Consequently, the most affected groups in this scenario were reinsurers and those direct insurers largely involved in reinsurance activities.

Gabriel Bernardino, Chairman of EIOPA, commented: “This stress test marks an important step forward in assessing the resilience of the European insurance sector to a set of adverse but plausible scenarios and provides a valuable basis for a continuous dialogue with the participating groups on the identified vulnerabilities and the preventive measures and potential management actions to address them, should they materialise.”

Olav Jones, Deputy Director General of Insurance Europe, also stated: “Insurance Europe is pleased to see that the 2018 stress test exercise confirms the strength of Europe’s insurance industry with a baseline SCR coverage over 200% and Assets over Liabilities (AoL) ratio of 109%.”

“The purpose of this test is to provide information on financial stability under adverse market developments,” Jones continued. “EIOPA chose in fact very extreme scenarios, for example the yield curve down scenario includes an interest rate which is equivalent to assuming zero European growth for the next 100 years.”

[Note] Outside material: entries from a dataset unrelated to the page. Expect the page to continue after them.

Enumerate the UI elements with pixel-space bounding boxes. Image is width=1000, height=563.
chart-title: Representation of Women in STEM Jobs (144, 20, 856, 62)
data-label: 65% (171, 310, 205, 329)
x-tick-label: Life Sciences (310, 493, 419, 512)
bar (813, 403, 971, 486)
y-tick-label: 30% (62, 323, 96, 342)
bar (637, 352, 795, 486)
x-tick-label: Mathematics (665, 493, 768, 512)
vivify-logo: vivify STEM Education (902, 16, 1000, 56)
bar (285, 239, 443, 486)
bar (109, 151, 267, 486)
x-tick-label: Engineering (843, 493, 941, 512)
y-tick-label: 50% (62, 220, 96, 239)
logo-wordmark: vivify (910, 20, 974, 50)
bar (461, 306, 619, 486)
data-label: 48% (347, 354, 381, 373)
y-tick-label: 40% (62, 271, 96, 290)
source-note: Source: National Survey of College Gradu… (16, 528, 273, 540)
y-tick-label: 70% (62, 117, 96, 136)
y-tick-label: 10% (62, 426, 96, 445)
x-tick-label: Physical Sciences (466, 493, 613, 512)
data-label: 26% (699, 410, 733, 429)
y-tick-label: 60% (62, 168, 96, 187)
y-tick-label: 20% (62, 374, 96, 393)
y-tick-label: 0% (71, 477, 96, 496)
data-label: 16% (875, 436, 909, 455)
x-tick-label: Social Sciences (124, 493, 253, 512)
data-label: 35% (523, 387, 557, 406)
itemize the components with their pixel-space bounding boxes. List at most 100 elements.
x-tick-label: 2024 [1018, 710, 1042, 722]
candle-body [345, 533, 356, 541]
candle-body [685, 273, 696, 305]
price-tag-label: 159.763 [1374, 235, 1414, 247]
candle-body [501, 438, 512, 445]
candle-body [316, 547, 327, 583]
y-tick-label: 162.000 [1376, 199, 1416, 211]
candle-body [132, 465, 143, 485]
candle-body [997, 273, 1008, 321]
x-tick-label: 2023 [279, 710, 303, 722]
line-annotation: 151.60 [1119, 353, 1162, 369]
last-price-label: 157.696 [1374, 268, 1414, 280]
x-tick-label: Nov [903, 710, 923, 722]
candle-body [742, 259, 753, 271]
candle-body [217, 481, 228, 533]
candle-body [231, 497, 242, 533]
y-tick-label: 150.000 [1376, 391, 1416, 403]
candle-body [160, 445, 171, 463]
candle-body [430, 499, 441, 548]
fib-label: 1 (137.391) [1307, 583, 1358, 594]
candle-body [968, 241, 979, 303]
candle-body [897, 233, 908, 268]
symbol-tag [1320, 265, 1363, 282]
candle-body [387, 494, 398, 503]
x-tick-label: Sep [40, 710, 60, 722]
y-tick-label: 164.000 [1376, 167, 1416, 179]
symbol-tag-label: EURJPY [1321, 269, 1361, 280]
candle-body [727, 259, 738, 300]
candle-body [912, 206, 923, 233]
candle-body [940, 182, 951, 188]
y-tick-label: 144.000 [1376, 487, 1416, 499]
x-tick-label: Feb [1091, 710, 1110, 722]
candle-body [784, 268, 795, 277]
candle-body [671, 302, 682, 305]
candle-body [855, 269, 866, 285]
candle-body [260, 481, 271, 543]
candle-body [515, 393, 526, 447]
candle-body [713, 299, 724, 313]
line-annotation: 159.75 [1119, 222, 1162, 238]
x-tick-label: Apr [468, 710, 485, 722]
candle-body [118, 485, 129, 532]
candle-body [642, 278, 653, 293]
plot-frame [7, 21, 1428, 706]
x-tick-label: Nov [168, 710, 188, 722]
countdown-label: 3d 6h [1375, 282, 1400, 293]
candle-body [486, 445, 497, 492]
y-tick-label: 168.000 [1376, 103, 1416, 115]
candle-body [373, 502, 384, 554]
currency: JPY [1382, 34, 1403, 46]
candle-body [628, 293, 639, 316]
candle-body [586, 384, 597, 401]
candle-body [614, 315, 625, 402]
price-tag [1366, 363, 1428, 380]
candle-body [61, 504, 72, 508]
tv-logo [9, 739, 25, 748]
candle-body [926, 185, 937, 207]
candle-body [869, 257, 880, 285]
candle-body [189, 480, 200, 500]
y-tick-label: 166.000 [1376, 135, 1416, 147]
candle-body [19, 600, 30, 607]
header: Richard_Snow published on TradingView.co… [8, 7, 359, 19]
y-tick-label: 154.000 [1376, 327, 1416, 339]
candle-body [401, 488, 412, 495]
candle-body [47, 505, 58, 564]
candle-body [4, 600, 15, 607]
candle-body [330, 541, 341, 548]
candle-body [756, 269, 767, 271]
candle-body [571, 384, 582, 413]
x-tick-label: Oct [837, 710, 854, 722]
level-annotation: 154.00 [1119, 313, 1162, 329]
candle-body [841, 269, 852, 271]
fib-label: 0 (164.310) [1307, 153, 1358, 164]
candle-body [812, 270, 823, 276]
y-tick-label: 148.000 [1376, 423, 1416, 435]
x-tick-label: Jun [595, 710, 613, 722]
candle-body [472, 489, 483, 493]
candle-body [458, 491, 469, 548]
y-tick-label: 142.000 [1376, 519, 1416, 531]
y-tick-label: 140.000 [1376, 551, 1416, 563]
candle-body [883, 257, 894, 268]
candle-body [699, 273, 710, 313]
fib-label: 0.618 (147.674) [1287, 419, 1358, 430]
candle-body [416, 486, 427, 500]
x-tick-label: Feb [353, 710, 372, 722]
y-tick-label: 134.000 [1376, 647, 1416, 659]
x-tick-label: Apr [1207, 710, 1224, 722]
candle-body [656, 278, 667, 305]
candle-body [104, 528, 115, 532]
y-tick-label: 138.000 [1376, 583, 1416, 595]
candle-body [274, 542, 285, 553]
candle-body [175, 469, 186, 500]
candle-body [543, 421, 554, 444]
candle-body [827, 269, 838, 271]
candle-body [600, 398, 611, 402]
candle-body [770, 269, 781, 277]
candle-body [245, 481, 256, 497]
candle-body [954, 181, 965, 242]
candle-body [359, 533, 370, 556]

“The results confirm that, even under the very extreme scenarios applied, the industry would pose no concerns over their ability to pay claims, with the overall AoL ratio remaining above 106% for even the worst scenario.”

Insurance Europe noted that the European market’s regulatory system, Solvency II, already utilises comprehensive stress test scenarios that model extreme 1-in-200 year events and is publicly reported.

“Therefore, the post-stress SCR ratios reported in the stress test represent the impact of an extreme stress on an extreme stress,” a statement from Insurance Europe said. “Even on this basis the industry is shown to be very resilient.”